Mercati alle prese con un dubbio amletico

La percezione del mercato muta rapidamente in questo giorni. Qualcuno potrebbe affermare che il rigurgito di ottimismo visto ieri sui listini americani, con una delle inversioni più spettacolari della storia vista sul Nasdaq (passato da una flessione del 3,5% ad una chiusura positiva del 3,3% con i traders in chiusura che hanno esultato al grido di “U.S.A, U.S.A!” sul floor del NY Stock Exchange) possa trarre spunto dall’idea che le Banche Centrali saranno estremamente caute nell’attuare politiche restrittive di fronte ad una situazione di crisi.

Di fatto non è così con la FED ieri che ha ribadito come la strada che porta al primo rialzo dei tassi il mese prossimo sia ormai tracciata e non evitabile.

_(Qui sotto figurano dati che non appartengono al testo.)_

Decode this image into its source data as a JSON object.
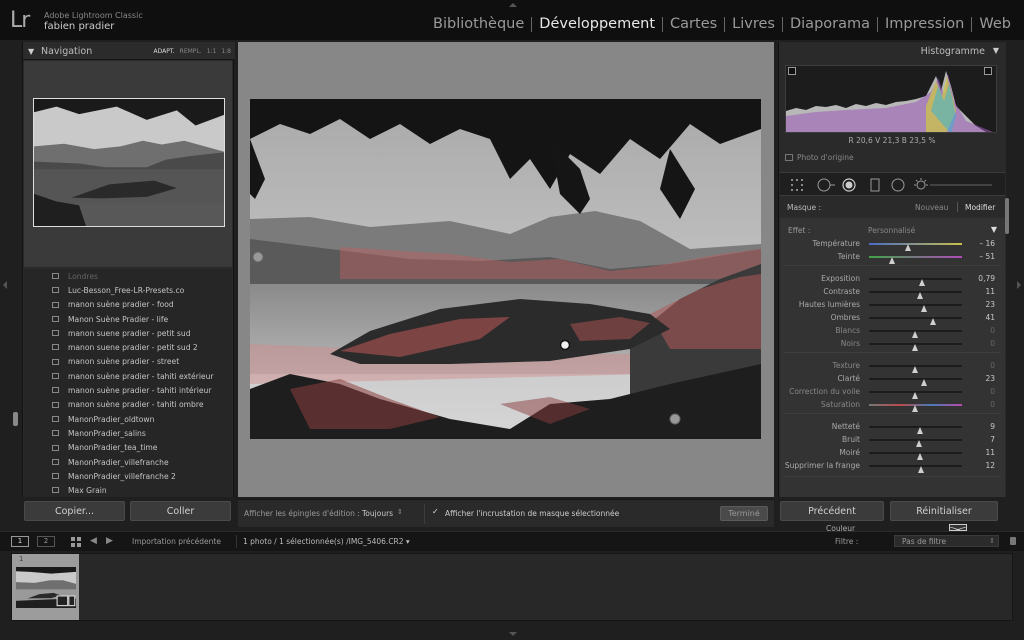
{
  "app": {
    "logo": "Lr",
    "product_name": "Adobe Lightroom Classic",
    "user_name": "fabien pradier"
  },
  "modules": [
    {
      "label": "Bibliothèque",
      "active": false
    },
    {
      "label": "Développement",
      "active": true
    },
    {
      "label": "Cartes",
      "active": false
    },
    {
      "label": "Livres",
      "active": false
    },
    {
      "label": "Diaporama",
      "active": false
    },
    {
      "label": "Impression",
      "active": false
    },
    {
      "label": "Web",
      "active": false
    }
  ],
  "navigator": {
    "title": "Navigation",
    "zoom_options": [
      "ADAPT.",
      "REMPL.",
      "1:1",
      "1:8"
    ],
    "active_zoom": "ADAPT."
  },
  "presets": [
    "Londres",
    "Luc-Besson_Free-LR-Presets.co",
    "manon suène pradier - food",
    "Manon Suène Pradier - life",
    "manon suene pradier - petit sud",
    "manon suene pradier - petit sud 2",
    "manon suène pradier - street",
    "manon suène pradier - tahiti extérieur",
    "manon suène pradier - tahiti intérieur",
    "manon suène pradier - tahiti ombre",
    "ManonPradier_oldtown",
    "ManonPradier_salins",
    "ManonPradier_tea_time",
    "ManonPradier_villefranche",
    "ManonPradier_villefranche 2",
    "Max Grain"
  ],
  "left_buttons": {
    "copy": "Copier...",
    "paste": "Coller"
  },
  "center_toolbar": {
    "pins_label": "Afficher les épingles d'édition :",
    "pins_value": "Toujours",
    "overlay_label": "Afficher l'incrustation de masque sélectionnée",
    "overlay_checked": true,
    "done_label": "Terminé"
  },
  "histogram": {
    "title": "Histogramme",
    "readout": "R  20,6  V  21,3  B  23,5 %",
    "original_label": "Photo d'origine"
  },
  "mask": {
    "label": "Masque :",
    "new_label": "Nouveau",
    "edit_label": "Modifier"
  },
  "effect": {
    "label": "Effet :",
    "value": "Personnalisé"
  },
  "sliders": [
    {
      "label": "Température",
      "value": "– 16",
      "pos": 0.43,
      "kind": "temp",
      "dim": false
    },
    {
      "label": "Teinte",
      "value": "– 51",
      "pos": 0.25,
      "kind": "tint",
      "dim": false
    },
    {
      "label": "Exposition",
      "value": "0,79",
      "pos": 0.58,
      "kind": "plain",
      "dim": false
    },
    {
      "label": "Contraste",
      "value": "11",
      "pos": 0.55,
      "kind": "plain",
      "dim": false
    },
    {
      "label": "Hautes lumières",
      "value": "23",
      "pos": 0.6,
      "kind": "plain",
      "dim": false
    },
    {
      "label": "Ombres",
      "value": "41",
      "pos": 0.69,
      "kind": "plain",
      "dim": false
    },
    {
      "label": "Blancs",
      "value": "0",
      "pos": 0.5,
      "kind": "plain",
      "dim": true
    },
    {
      "label": "Noirs",
      "value": "0",
      "pos": 0.5,
      "kind": "plain",
      "dim": true
    },
    {
      "label": "Texture",
      "value": "0",
      "pos": 0.5,
      "kind": "plain",
      "dim": true
    },
    {
      "label": "Clarté",
      "value": "23",
      "pos": 0.6,
      "kind": "plain",
      "dim": false
    },
    {
      "label": "Correction du voile",
      "value": "0",
      "pos": 0.5,
      "kind": "plain",
      "dim": true
    },
    {
      "label": "Saturation",
      "value": "0",
      "pos": 0.5,
      "kind": "sat",
      "dim": true
    },
    {
      "label": "Netteté",
      "value": "9",
      "pos": 0.55,
      "kind": "plain",
      "dim": false
    },
    {
      "label": "Bruit",
      "value": "7",
      "pos": 0.54,
      "kind": "plain",
      "dim": false
    },
    {
      "label": "Moiré",
      "value": "11",
      "pos": 0.55,
      "kind": "plain",
      "dim": false
    },
    {
      "label": "Supprimer la frange",
      "value": "12",
      "pos": 0.56,
      "kind": "plain",
      "dim": false
    }
  ],
  "color_label": "Couleur",
  "right_buttons": {
    "previous": "Précédent",
    "reset": "Réinitialiser"
  },
  "filmstrip_bar": {
    "screen1": "1",
    "screen2": "2",
    "source": "Importation précédente",
    "selection": "1 photo / 1 sélectionnée(s) /IMG_5406.CR2 ▾",
    "filter_label": "Filtre :",
    "filter_value": "Pas de filtre"
  },
  "filmstrip": {
    "index": "1"
  },
  "colors": {
    "mask_overlay": "#d24a4a",
    "panel_bg": "#2a2a2a",
    "center_bg": "#878787"
  },
  "icons": {
    "grid": "grid-icon",
    "back": "arrow-left-icon",
    "forward": "arrow-right-icon",
    "tools": [
      "crop-overlay-icon",
      "spot-removal-icon",
      "red-eye-icon",
      "graduated-filter-icon",
      "radial-filter-icon",
      "adjustment-brush-icon"
    ]
  }
}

Qualcun altro rifacendosi alle dinamiche storiche, potrebbe dire che la maggior parte delle crisi geopolitiche a far data dal 1945 si siano rivelate buone opportunità di acquisto (e questo è indiscutibilmente vero).

Di fatto gli investitori si sono fatti l’idea che Putin riuscirà ad ottenere quello che vuole, e l’Occidente (a meno di non voler aprire un fronte su larga scala) se ne deve stare; a questo punto ben venga la conquista dell’Ucraina e si spera in tempi brevi, in modo da evitare un conflitto lungo e doloroso…cinici? Si, ma anche pragmatici.

Per quanto tuttavia consapevoli che l’inversione di ieri non sia certo un segnale di cessato allarme sui mercati, le ultime 21 volte in cui il Nasdaq ha subito un reversal intraday del 5% ci trovavamo sempre in un mercato fortemente ribassista.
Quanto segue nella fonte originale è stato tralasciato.